Sample preparation included drying, grinding, and sieving through 2-mm sieves as a preliminary step. Then the Phytotoxkit F ™ tests were performed on water-saturated samples. It was experimentally found that 35 mL of distilled water was required to achieve 100% saturation of control soil with a volume of 90 cm3. The determination of the water retention capacity of the analyzed sediments was performed on a representative sample (mean of the three analyzed sediments). To 60 mL of distilled water, 90 cm3 of the sample was added and after equilibrium was reached, the volume of excess water (15 mL) was measured, and the volume of water required to achieve saturation of the sample was calculated (45 mL).
The first step of conducting the Phytotoxkit F ™ test was to place 90 cm3 of each of the studied sediments, as well as of the control sample, in special plastic test plates. This was followed by hydration with the necessary volume of distilled water to achieve saturation, placement of black filter paper, seeding of 10 seeds of the test plant (Sinapis alba—white mustard) and closing the test plate. Two repetitions for each sediment sample were made, and 3 for the control sample—Reference OECD soil for Phytotoxkit test (Microbiotests, Gent, Belgium). The test plates were placed vertically in an incubator for 72 h at a temperature of 25 ± 1 °C in the dark. As the last step, the number of germinated seeds was counted and the length of the roots was measured, using the free software ImageJ [43].
The ecotoxicological effect (%), reflecting the germination of the seeds is calculated by 100 × (A − B)/A, where A is the average number of germinated seeds for the control sample and B is the average number of germinated seeds for the analyzed sample.
The ecotoxicological effect (%), reflecting the growth of the roots, is calculated by 100 × (A − B)/A, where A is the mean length (mm) of the plant roots from the control sample and B is the mean length (mm) of the plant roots from the sample.

4.4. Statistical Analysis

4.4.1. Principal Component Analysis (PCA)

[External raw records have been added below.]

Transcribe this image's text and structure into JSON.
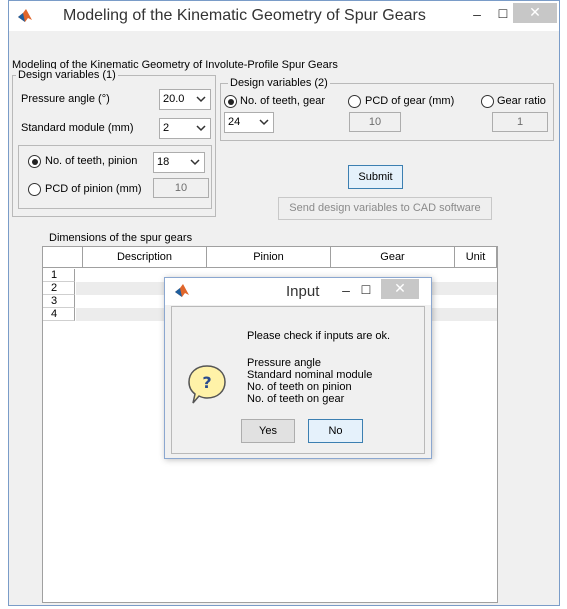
{
  "window": {
    "title": "Modeling of the Kinematic Geometry of Spur Gears",
    "subtitle": "Modeling of the Kinematic Geometry of Involute-Profile Spur Gears",
    "minimize_glyph": "–",
    "maximize_glyph": "☐",
    "close_glyph": "✕"
  },
  "group1": {
    "legend": "Design variables (1)",
    "pressure_angle_label": "Pressure angle (°)",
    "pressure_angle_value": "20.0",
    "module_label": "Standard module (mm)",
    "module_value": "2",
    "teeth_pinion_label": "No. of teeth, pinion",
    "teeth_pinion_value": "18",
    "pcd_pinion_label": "PCD of pinion (mm)",
    "pcd_pinion_value": "10"
  },
  "group2": {
    "legend": "Design variables (2)",
    "teeth_gear_label": "No. of teeth, gear",
    "teeth_gear_value": "24",
    "pcd_gear_label": "PCD of gear (mm)",
    "pcd_gear_value": "10",
    "gear_ratio_label": "Gear ratio",
    "gear_ratio_value": "1"
  },
  "actions": {
    "submit_label": "Submit",
    "send_cad_label": "Send design variables to CAD software"
  },
  "table": {
    "caption": "Dimensions of the spur gears",
    "columns": [
      "Description",
      "Pinion",
      "Gear",
      "Unit"
    ],
    "row_numbers": [
      "1",
      "2",
      "3",
      "4"
    ]
  },
  "dialog": {
    "title": "Input",
    "message": "Please check if inputs are ok.",
    "items": [
      "Pressure angle",
      "Standard nominal module",
      "No. of teeth on pinion",
      "No. of teeth on gear"
    ],
    "yes_label": "Yes",
    "no_label": "No",
    "icon_glyph": "?"
  },
  "colors": {
    "window_bg": "#f0f0f0",
    "titlebar_bg": "#ffffff",
    "close_button_bg": "#c7c7c7",
    "dialog_icon_fill": "#fff2a8",
    "focus_border": "#3c7fb1"
  }
}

The Principal Component Analysis (PCA) is a multivariate approach to data reduction. The aim is to find and interpret the latent interdependencies between the variables (chemical elements) in the data set. Such variables form new ones, called latent factors or principal components. In addition to discovering the data structure, the PCA data set can be modelled, compressed, classified and visualized on a plane. The main task in PCA is the decomposition of the data matrix into two parts—a matrix of factor results and a matrix of factor weights. The factor weights show the participation of each of the old variables in the formation of the main components while the factor results are the coordinates of the objects (layers in the sedimentary cores) in the newly formed variables. The determination of the number of significant principal components is based on their eigenvalues and the percentage of explained variation in the data.

4.4.2. Mann–Kendall Test

The Mann–Kendall test is a non-parametric approach for estimating time trends. The assessment uses all possible discrepancies between the values for a given layer of sediment with those of previous years. Positive differences (increase in the concentration of the element) are marked with +1, negative (decrease in the concentration of the element) with −1, and the lack of difference with 0. The test takes into account only the sign of the differences. The null hypothesis is that there is no time trend, the alternative hypothesis is that there is a positive or negative time trend. The direction of the trend is determined by the sign of the S statistics, which is the difference between the number of positive and negative differences. At the assumed significance level (α = 0.05), the null hypothesis is rejected at values of p < 0.05.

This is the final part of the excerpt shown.